A indústria da construção civil brasileira registrou uma deterioração em suas condições financeiras durante o primeiro trimestre de 2026. Segundo a Sondagem Indústria da Construção, realizada pela Confederação Nacional da Indústria (CNI) em parceria com a Câmara Brasileira da Indústria da Construção (CBIC), o cenário foi pressionado principalmente pela combinação de juros elevados e pelo aumento nos custos de insumos.
Custos de matérias-primas atingem 68,4 pontos
O levantamento aponta que o índice de evolução do preço médio de matérias-primas atingiu 68,4 pontos, um crescimento de 6,8 pontos em relação ao último trimestre de 2025. Marcelo Azevedo, gerente de Análise Econômica da CNI, destaca que, embora a pressão sobre os custos de mão de obra seja uma constante, o agravamento da situação foi impulsionado pelo aumento dos preços dos combustíveis, reflexo do conflito no Oriente Médio.

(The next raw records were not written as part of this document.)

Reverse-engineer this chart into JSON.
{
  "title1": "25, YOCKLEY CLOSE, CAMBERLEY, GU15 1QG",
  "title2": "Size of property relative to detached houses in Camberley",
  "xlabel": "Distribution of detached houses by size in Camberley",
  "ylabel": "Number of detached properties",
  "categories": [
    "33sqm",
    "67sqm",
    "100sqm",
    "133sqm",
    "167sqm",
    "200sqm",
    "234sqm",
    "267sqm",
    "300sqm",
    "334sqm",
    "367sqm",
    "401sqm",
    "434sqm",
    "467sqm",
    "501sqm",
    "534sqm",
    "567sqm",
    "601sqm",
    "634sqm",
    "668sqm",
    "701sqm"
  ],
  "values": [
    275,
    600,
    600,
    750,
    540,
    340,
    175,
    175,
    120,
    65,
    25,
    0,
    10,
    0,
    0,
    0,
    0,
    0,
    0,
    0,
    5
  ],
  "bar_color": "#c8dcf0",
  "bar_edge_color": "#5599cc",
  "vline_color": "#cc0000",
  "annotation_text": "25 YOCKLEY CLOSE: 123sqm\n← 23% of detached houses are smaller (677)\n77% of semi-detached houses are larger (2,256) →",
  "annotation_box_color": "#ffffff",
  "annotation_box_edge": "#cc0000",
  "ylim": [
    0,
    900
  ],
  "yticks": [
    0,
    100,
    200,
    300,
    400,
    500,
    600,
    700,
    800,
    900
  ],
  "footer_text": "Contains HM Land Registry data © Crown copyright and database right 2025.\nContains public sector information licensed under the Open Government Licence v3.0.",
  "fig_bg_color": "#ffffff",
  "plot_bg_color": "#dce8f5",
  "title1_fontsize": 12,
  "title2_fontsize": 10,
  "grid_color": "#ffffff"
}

Essa elevação de custos impactou diretamente a rentabilidade das empresas. O indicador de satisfação com o lucro operacional recuou de 45,1 pontos para 41,3 pontos, enquanto o índice de satisfação com as finanças gerais do negócio caiu para 45 pontos.
Acesso ao crédito recua para 37,7 pontos
A obtenção de recursos financeiros continua sendo um desafio para o setor. O indicador de facilidade de acesso ao crédito recuou de 39 pontos para 37,7 pontos, mantendo-se abaixo da linha de 50 pontos, o que sinaliza dificuldades contínuas para as companhias.
Expectativas para novos projetos e empregos
As perspectivas para os próximos seis meses apresentam sinais mistos, conforme detalhado na pesquisa:
- Queda:As expectativas para o número de empregados e para o lançamento de novos empreendimentos permanecem abaixo da linha de 50 pontos, indicando possível redução de postos de trabalho e de novos projetos.
- Alta:Houve um leve aumento nas expectativas de nível de atividade e de compras de matérias-primas.
A intenção de investimentos apresentou uma pequena recuperação, subindo para 43,4 pontos, embora o valor ainda não seja suficiente para compensar as perdas acumuladas nos meses de fevereiro e março. A pesquisa ouviu 308 empresas entre os dias 1º e 13 de abril de 2026.